Do tej pory mimo zakazów co roku dochodziło do tragedii. A jednak zdecydowano się na otwarcie gór.
– Naszym obowiązkiem jest teraz informowanie i ostrzeganie przed niebezpieczeństwami – mówi Paweł Skawiński, dyrektor Tatrzańskiego Parku Narodowego, który podpisał nowe zarządzenie „w sprawie ruchu pieszego, rowerowego oraz uprawiania narciarstwa na terenie TPN”. – Na tej podstawie każdy sam oceni swoje umiejętności i podejmie decyzję. Będziemy informować i straszyć – ale nie będziemy zabraniać. Pojawiają się opinie, że nie bez znaczenia jest tu aspekt finansowy, czyli dochód z biletów do parku. Są też wątpliwości natury psychologicznej: turyści mogą mieć poczucie, że skoro wolno iść w góry, to jest bezpiecznie. Trochę czasu upłynie, zanim zrozumieją, że zapalono w istocie nie zielone światło, ale żółte pulsujące.
Głupota kosztuje
Piotr Konopka, prezes Polskiego Stowarzyszenia Przewodników Wysokogórskich, mówi, że to krok w dobrym kierunku – trzeba oswajać ludzi z odpowiedzialnością za siebie – ale ciągle rozwiązanie połowiczne: – Na całym świecie pójście w góry to kwestia wolnego wyboru i indywidualnej oceny ryzyka. Gór nikt nie ogradza i nie zamyka, chodzi się po nich na własny rachunek.
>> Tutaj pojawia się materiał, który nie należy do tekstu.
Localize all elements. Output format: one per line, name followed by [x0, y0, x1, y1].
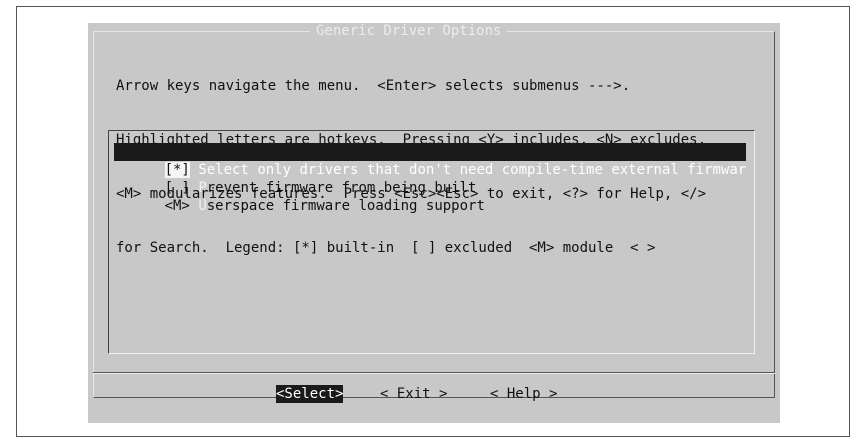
menu-item-prevent-firmware[interactable]: [ ] Prevent firmware from being built: [114, 161, 477, 196]
help-line-1: Arrow keys navigate the menu. <Enter> se…: [116, 78, 631, 94]
menu-item-select-only-drivers[interactable]: [*] Select only drivers that don't need …: [114, 143, 747, 178]
select-button[interactable]: <Select>: [276, 385, 344, 403]
menu-item-label: serspace firmware loading support: [206, 198, 485, 214]
menu-item-userspace-firmware[interactable]: <M> Userspace firmware loading support: [114, 179, 485, 214]
terminal-window: Generic Driver Options Arrow keys naviga…: [88, 23, 780, 423]
menu-list[interactable]: [*] Select only drivers that don't need …: [108, 130, 755, 354]
dialog-title: Generic Driver Options: [310, 23, 508, 39]
menu-item-hotkey: U: [198, 198, 207, 214]
button-bar: <Select> < Exit > < Help >: [88, 385, 780, 403]
help-button[interactable]: < Help >: [490, 385, 557, 403]
button-separator-highlight: [93, 373, 775, 374]
menu-item-state[interactable]: <M>: [165, 198, 190, 214]
exit-button[interactable]: < Exit >: [380, 385, 447, 403]
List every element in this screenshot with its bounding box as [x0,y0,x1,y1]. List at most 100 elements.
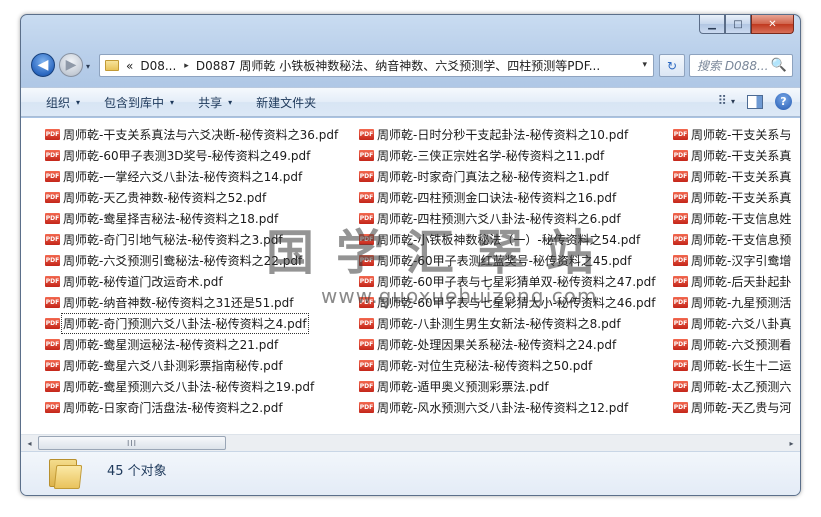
file-name: 周师乾-天乙贵与河 [691,401,792,415]
recent-pages-button[interactable]: ▾ [86,62,90,71]
share-menu[interactable]: 共享 ▾ [198,94,232,111]
forward-button[interactable]: ▶ [59,53,83,77]
pdf-file-icon: PDF [673,339,688,350]
pdf-file-icon: PDF [359,150,374,161]
address-bar[interactable]: « D08... ▸ D0887 周师乾 小铁板神数秘法、纳音神数、六爻预测学、… [99,54,654,77]
pdf-file-icon: PDF [359,402,374,413]
file-item[interactable]: PDF 周师乾-鸯星测运秘法-秘传资料之21.pdf [45,334,338,355]
file-item[interactable]: PDF 周师乾-遁甲奥义预测彩票法.pdf [359,376,655,397]
item-count: 45 个对象 [107,464,167,479]
address-dropdown-icon[interactable]: ▾ [642,60,647,70]
file-item[interactable]: PDF 周师乾-鸯星六爻八卦测彩票指南秘传.pdf [45,355,338,376]
pdf-file-icon: PDF [45,255,60,266]
address-segment-current[interactable]: D0887 周师乾 小铁板神数秘法、纳音神数、六爻预测学、四柱预测等PDF... [196,57,600,74]
pdf-file-icon: PDF [45,339,60,350]
scroll-left-button[interactable]: ◂ [21,435,38,451]
pdf-file-icon: PDF [45,192,60,203]
file-name: 周师乾-长生十二运 [691,359,792,373]
address-prefix[interactable]: « [126,59,133,73]
file-name: 周师乾-鸯星择吉秘法-秘传资料之18.pdf [63,212,279,226]
file-item[interactable]: PDF 周师乾-60甲子表测3D奖号-秘传资料之49.pdf [45,145,338,166]
file-name: 周师乾-干支信息预 [691,233,792,247]
file-item[interactable]: PDF 周师乾-干支关系与 [673,124,791,145]
file-item[interactable]: PDF 周师乾-六爻八卦真 [673,313,791,334]
pdf-file-icon: PDF [673,192,688,203]
include-in-library-menu[interactable]: 包含到库中 ▾ [104,94,174,111]
file-item[interactable]: PDF 周师乾-日家奇门活盘法-秘传资料之2.pdf [45,397,338,418]
close-button[interactable]: ✕ [751,15,794,34]
file-item[interactable]: PDF 周师乾-风水预测六爻八卦法-秘传资料之12.pdf [359,397,655,418]
file-name: 周师乾-四柱预测金口诀法-秘传资料之16.pdf [377,191,617,205]
new-folder-button[interactable]: 新建文件夹 [256,94,316,111]
file-name: 周师乾-处理因果关系秘法-秘传资料之24.pdf [377,338,617,352]
pdf-file-icon: PDF [45,171,60,182]
view-options-chevron-icon[interactable]: ▾ [731,97,735,106]
file-item[interactable]: PDF 周师乾-干支关系真 [673,145,791,166]
file-item[interactable]: PDF 周师乾-处理因果关系秘法-秘传资料之24.pdf [359,334,655,355]
file-item[interactable]: PDF 周师乾-干支关系真法与六爻决断-秘传资料之36.pdf [45,124,338,145]
refresh-button[interactable]: ↻ [659,54,685,77]
file-name: 周师乾-时家奇门真法之秘-秘传资料之1.pdf [377,170,609,184]
file-item[interactable]: PDF 周师乾-六爻预测看 [673,334,791,355]
share-label: 共享 [198,95,223,110]
file-item[interactable]: PDF 周师乾-一掌经六爻八卦法-秘传资料之14.pdf [45,166,338,187]
search-icon[interactable]: 🔍 [771,58,787,73]
include-in-library-label: 包含到库中 [104,95,165,110]
file-item[interactable]: PDF 周师乾-干支关系真 [673,187,791,208]
file-item[interactable]: PDF 周师乾-日时分秒干支起卦法-秘传资料之10.pdf [359,124,655,145]
pdf-file-icon: PDF [673,255,688,266]
file-name: 周师乾-奇门预测六爻八卦法-秘传资料之4.pdf [61,313,309,334]
file-item[interactable]: PDF 周师乾-天乙贵与河 [673,397,791,418]
organize-menu[interactable]: 组织 ▾ [46,94,80,111]
file-item[interactable]: PDF 周师乾-时家奇门真法之秘-秘传资料之1.pdf [359,166,655,187]
chevron-down-icon: ▾ [228,97,233,107]
file-item[interactable]: PDF 周师乾-八卦测生男生女新法-秘传资料之8.pdf [359,313,655,334]
file-item[interactable]: PDF 周师乾-纳音神数-秘传资料之31还是51.pdf [45,292,338,313]
file-name: 周师乾-三侠正宗姓名学-秘传资料之11.pdf [377,149,605,163]
pdf-file-icon: PDF [45,234,60,245]
address-segment-parent[interactable]: D08... [140,59,176,73]
scrollbar-grip-icon: III [126,438,138,448]
refresh-icon: ↻ [666,58,678,73]
help-icon[interactable]: ? [775,93,792,110]
horizontal-scrollbar[interactable]: ◂ III ▸ [21,434,800,451]
pdf-file-icon: PDF [673,129,688,140]
file-item[interactable]: PDF 周师乾-太乙预测六 [673,376,791,397]
maximize-button[interactable]: □ [725,15,751,34]
view-options-icon[interactable]: ⠿ [717,94,727,109]
preview-pane-icon[interactable] [747,94,763,109]
pdf-file-icon: PDF [359,360,374,371]
file-item[interactable]: PDF 周师乾-后天卦起卦 [673,271,791,292]
scrollbar-thumb[interactable]: III [38,436,226,450]
pdf-file-icon: PDF [45,150,60,161]
pdf-file-icon: PDF [359,381,374,392]
file-item[interactable]: PDF 周师乾-鸯星预测六爻八卦法-秘传资料之19.pdf [45,376,338,397]
file-item[interactable]: PDF 周师乾-干支关系真 [673,166,791,187]
forward-arrow-icon: ▶ [65,57,77,73]
file-item[interactable]: PDF 周师乾-九星预测活 [673,292,791,313]
file-item[interactable]: PDF 周师乾-汉字引鸯增 [673,250,791,271]
pdf-file-icon: PDF [45,297,60,308]
file-name: 周师乾-鸯星六爻八卦测彩票指南秘传.pdf [63,359,283,373]
breadcrumb-chevron-icon[interactable]: ▸ [184,61,189,71]
file-item[interactable]: PDF 周师乾-四柱预测金口诀法-秘传资料之16.pdf [359,187,655,208]
file-name: 周师乾-干支关系真法与六爻决断-秘传资料之36.pdf [63,128,339,142]
file-name: 周师乾-八卦测生男生女新法-秘传资料之8.pdf [377,317,621,331]
scroll-right-button[interactable]: ▸ [783,435,800,451]
file-name: 周师乾-太乙预测六 [691,380,792,394]
back-button[interactable]: ◀ [31,53,55,77]
minimize-button[interactable]: ▁ [699,15,725,34]
file-item[interactable]: PDF 周师乾-长生十二运 [673,355,791,376]
file-name: 周师乾-遁甲奥义预测彩票法.pdf [377,380,549,394]
file-name: 周师乾-九星预测活 [691,296,792,310]
file-item[interactable]: PDF 周师乾-干支信息预 [673,229,791,250]
search-input[interactable]: 搜索 D088... 🔍 [689,54,793,77]
file-name: 周师乾-后天卦起卦 [691,275,792,289]
pdf-file-icon: PDF [673,276,688,287]
folder-icon [105,60,119,71]
file-item[interactable]: PDF 周师乾-对位生克秘法-秘传资料之50.pdf [359,355,655,376]
file-item[interactable]: PDF 周师乾-天乙贵神数-秘传资料之52.pdf [45,187,338,208]
file-item[interactable]: PDF 周师乾-三侠正宗姓名学-秘传资料之11.pdf [359,145,655,166]
file-item[interactable]: PDF 周师乾-干支信息姓 [673,208,791,229]
file-item[interactable]: PDF 周师乾-奇门预测六爻八卦法-秘传资料之4.pdf [45,313,338,334]
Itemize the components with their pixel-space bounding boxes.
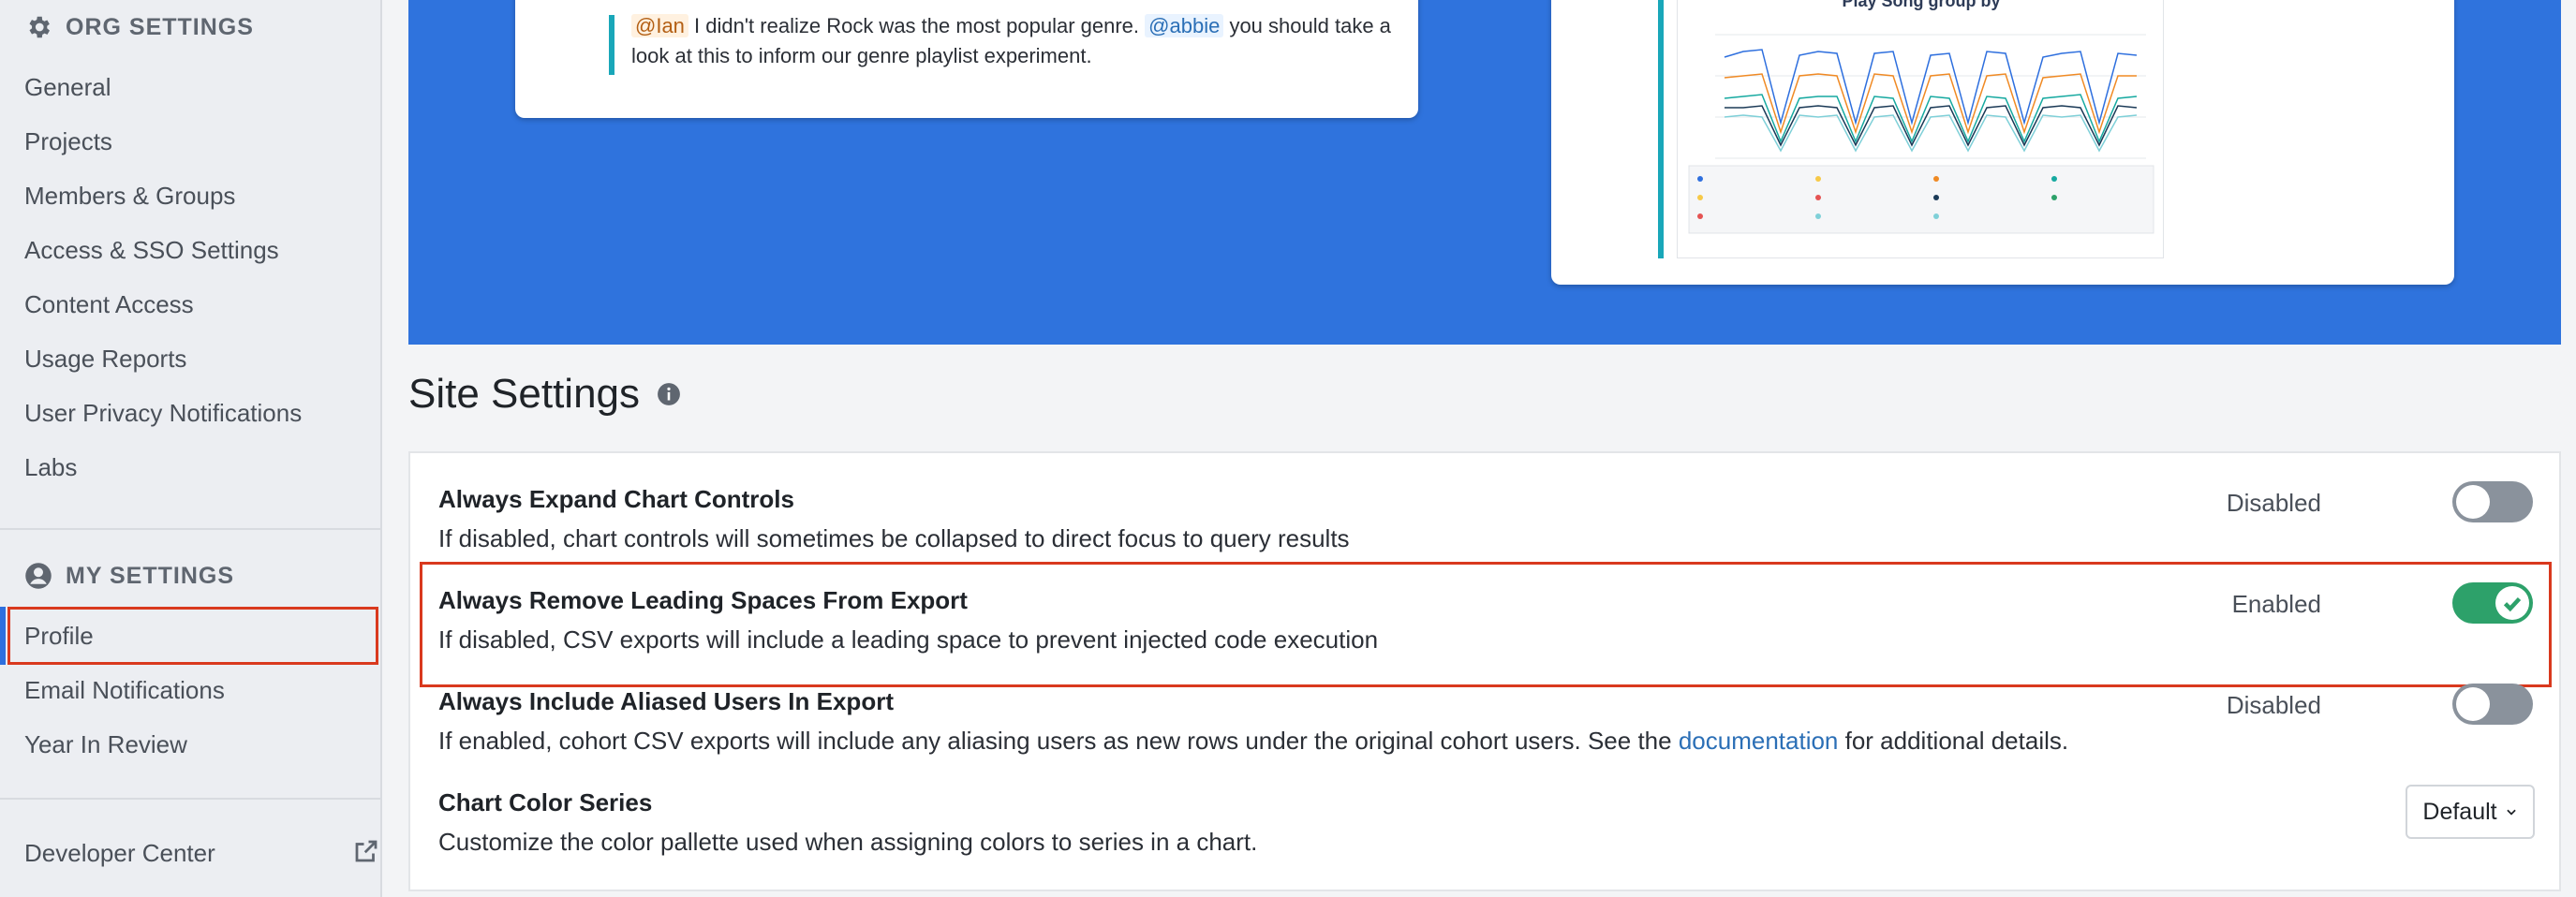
check-icon: [2503, 596, 2522, 612]
setting-desc-chart-color-series: Customize the color pallette used when a…: [438, 828, 1258, 856]
site-settings-title: Site Settings: [408, 371, 641, 417]
sidebar-item-general[interactable]: General: [24, 73, 111, 102]
sidebar-item-members-groups[interactable]: Members & Groups: [24, 182, 235, 211]
quote-bar: [1658, 0, 1664, 258]
comment-text: @Ian I didn't realize Rock was the most …: [631, 11, 1399, 71]
chart-title: Play Song group by: [1842, 0, 2001, 10]
sidebar-item-email-notifications[interactable]: Email Notifications: [24, 676, 225, 705]
comment-part-1: I didn't realize Rock was the most popul…: [688, 14, 1146, 37]
setting-desc-expand-chart-controls: If disabled, chart controls will sometim…: [438, 524, 1350, 552]
toggle-state-label: Disabled: [2226, 489, 2321, 517]
sidebar-item-profile[interactable]: Profile: [24, 622, 94, 651]
comment-card: @Ian I didn't realize Rock was the most …: [515, 0, 1418, 118]
toggle-state-label: Enabled: [2231, 590, 2321, 618]
include-aliased-users-toggle[interactable]: [2452, 684, 2533, 725]
sidebar-item-labs[interactable]: Labs: [24, 453, 77, 482]
settings-panel: Always Expand Chart Controls If disabled…: [408, 451, 2561, 891]
sidebar-item-content-access[interactable]: Content Access: [24, 290, 194, 319]
setting-title-remove-leading-spaces: Always Remove Leading Spaces From Export: [438, 586, 968, 614]
org-settings-label: ORG SETTINGS: [66, 13, 254, 40]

Wyjątkiem wśród górskich państw pozostaje teraz Słowacja, która od 1 listopada do 15 czerwca zamyka wszystkie szlaki powyżej schronisk. Słowacy oficjalnie tłumaczą to dobrem zwierzyny, która niepłoszona ma większe szanse przetrwania ciężkiej pory roku. Wiosną trzeba też dać spokój kozicom, bo rodzą małe. Proste słowackie rozwiązania mają swoich zwolenników wśród zakopiańskich samorządowców: zamknąć na zimę góry, poza trasami narciarskimi, i będzie spokój. – Mało kto jednak pamięta, że ten zakaz wymyślono jeszcze w Czechosłowacji w czasie działalności naszej pierwszej Solidarności – mówi znany zakopiański przewodnik.